The foundation cited studies that linked the deaths to the genetic engineering process used by Showa Denko K.K. of Japan, the company to which the L-tryptophan deaths and illnesses had been traced.

The FDA said the petition was “groundless.”

“The petition, if adopted, would have suspended all FDA action, including approval, on some three dozen drugs and biologics undergoing review for marketing approval and more than 900 clinical trials that are under way with FDA’s approval,” the agency said.

These products include vaccines, diagnostic tests for blood tests and therapeutics for arthritis, cancer, AIDS and heart disease, the FDA said.

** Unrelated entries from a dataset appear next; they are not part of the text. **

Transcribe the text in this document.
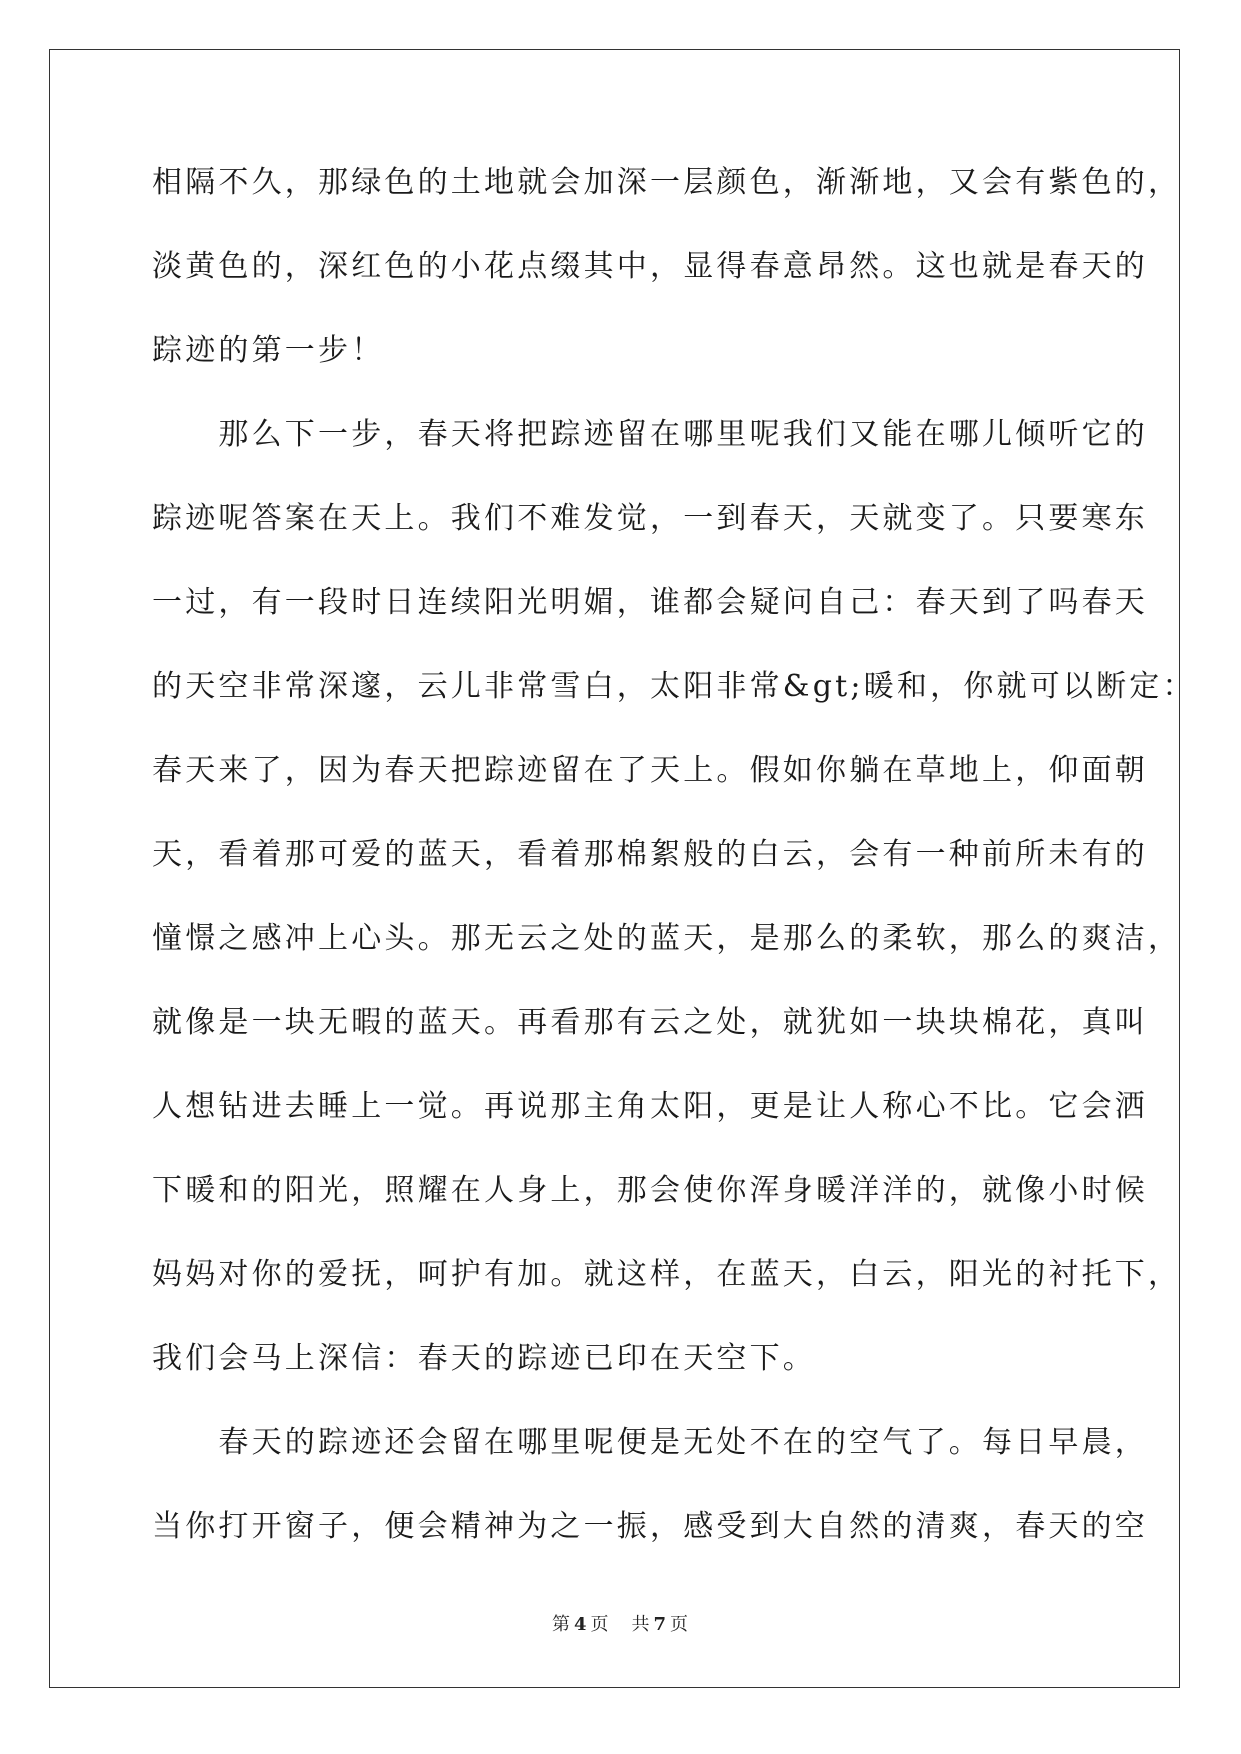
相隔不久，那绿色的土地就会加深一层颜色，渐渐地，又会有紫色的，
淡黄色的，深红色的小花点缀其中，显得春意昂然。这也就是春天的
踪迹的第一步！
　　那么下一步，春天将把踪迹留在哪里呢我们又能在哪儿倾听它的
踪迹呢答案在天上。我们不难发觉，一到春天，天就变了。只要寒东
一过，有一段时日连续阳光明媚，谁都会疑问自己：春天到了吗春天
的天空非常深邃，云儿非常雪白，太阳非常&gt;暖和，你就可以断定：
春天来了，因为春天把踪迹留在了天上。假如你躺在草地上，仰面朝
天，看着那可爱的蓝天，看着那棉絮般的白云，会有一种前所未有的
憧憬之感冲上心头。那无云之处的蓝天，是那么的柔软，那么的爽洁，
就像是一块无暇的蓝天。再看那有云之处，就犹如一块块棉花，真叫
人想钻进去睡上一觉。再说那主角太阳，更是让人称心不比。它会洒
下暖和的阳光，照耀在人身上，那会使你浑身暖洋洋的，就像小时候
妈妈对你的爱抚，呵护有加。就这样，在蓝天，白云，阳光的衬托下，
我们会马上深信：春天的踪迹已印在天空下。
　　春天的踪迹还会留在哪里呢便是无处不在的空气了。每日早晨，
当你打开窗子，便会精神为之一振，感受到大自然的清爽，春天的空
第 4 页 共 7 页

Andrew Kimbrell, a foundation attorney, blasted the decision not to suspend approvals of genetically engineered products.

“L-tryptophan could be the Chernobyl of genetic engineering,” he said.

The FDA ordered L-tryptophan off the market in March, 1990, after it was implicated in deaths and illnesses caused by an unusual blood disorder called eosinophilia-myalgia syndrome.

“If it is true that L-tryptophan was made toxic through genetic engineering, then the FDA is being grossly irresponsible in not investigating genetic engineering processes and suspending approval of any new genetically engineered products until they have determined exactly what went wrong,” Kimbrell said.

Showa Denko used genetic engineering to manufacture L-tryptophan. Using gene-splicing techniques, it inserted a new gene into strains of a bacteria to enable the bacteria to produce the dietary supplement.

Around the time the company had introduced a new strain of bacteria in the production process, it also changed its purification process.

The FDA said it is not aware of evidence indicating that any of the suspect contaminants in Showa Denko-produced L-tryptophan was produced as a direct result of genetic engineering.